Hacker News new | ask | show | jobs
by unscaled 3482 days ago
I can see where this received wisdom is coming from: a counter-reaction to the common tendency we had well into the 90s to hand-optimize every procedure considered to be even remotely on the hot path. It didn't even have to be inline assembly: it could just be C code sprinkled with registers, Duff's devices and bit shifts.

That used to work well enough for non-portable code targeting a limited range of CPUs, but nowadays the gains are too little , the RoI is negative and these efforts may actually end up backfiring on you.

I guess we needed to spread the knowledge that "the compiler is smarter than you" even if it wasn't really accurate, just to stop people from doing crazy stuff out of pure inertia.

2 comments

I can see where this received wisdom is coming from: a counter-reaction to the common tendency we had well into the 90s to hand-optimize every procedure considered to be even remotely on the hot path. It didn't even have to be inline assembly: it could just be C code sprinkled with registers, Duff's devices and bit shifts.

That's not it at all. The original problem was that the compilers generated several orders of magnitude larger and slower code than what we could code in the demo scene, and other than processor or memory, made zero utilization of the hardware or DMA. And in the demo scene, if you're not getting the maximum performance out of the hardware, you might as well be dead -- "demo or die", as Chaos of Sanity (now Farbrausch) so famously put it.

Compilers didn't really catch up with us: the fastest and best they can do using hardware instead of just the CPU and RAM is CUDA Fortran (pgi Fortran compilers).
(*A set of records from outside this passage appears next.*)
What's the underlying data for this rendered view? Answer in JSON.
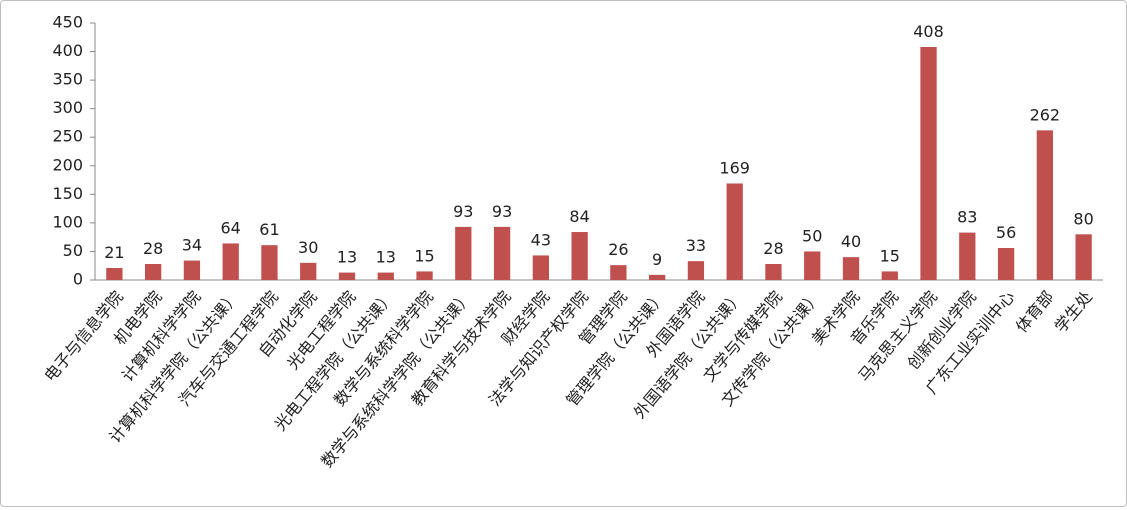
{
  "chart_data": {
    "type": "bar",
    "categories": [
      "电子与信息学院",
      "机电学院",
      "计算机科学学院",
      "计算机科学学院（公共课）",
      "汽车与交通工程学院",
      "自动化学院",
      "光电工程学院",
      "光电工程学院（公共课）",
      "数学与系统科学学院",
      "数学与系统科学学院（公共课）",
      "教育科学与技术学院",
      "财经学院",
      "法学与知识产权学院",
      "管理学院",
      "管理学院（公共课）",
      "外国语学院",
      "外国语学院（公共课）",
      "文学与传媒学院",
      "文传学院（公共课）",
      "美术学院",
      "音乐学院",
      "马克思主义学院",
      "创新创业学院",
      "广东工业实训中心",
      "体育部",
      "学生处"
    ],
    "values": [
      21,
      28,
      34,
      64,
      61,
      30,
      13,
      13,
      15,
      93,
      93,
      43,
      84,
      26,
      9,
      33,
      169,
      28,
      50,
      40,
      15,
      408,
      83,
      56,
      262,
      80
    ],
    "color": "#c0504d",
    "ylim": [
      0,
      450
    ],
    "yticks": [
      0,
      50,
      100,
      150,
      200,
      250,
      300,
      350,
      400,
      450
    ]
  }
}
I know of no compiler taking advantage of DMA or audio hardware, let alone co-processors like for example the Copper and the Blitter. Even on systems like PS3, the GCC compiler took zero advantage of the RSX chip -- it was just a generic PowerPC compiler.

Surely a compiler will sometimes beat a human by generating a perfectly or near perfectly scheduled sequence of instructions for a particular processor, but a human can write a generic piece of assembler code that will get really good performance across a range of different chips in a given processor family, and so still beat a compiler overall.

Maybe the wisdom should be "the compiler is saner than you."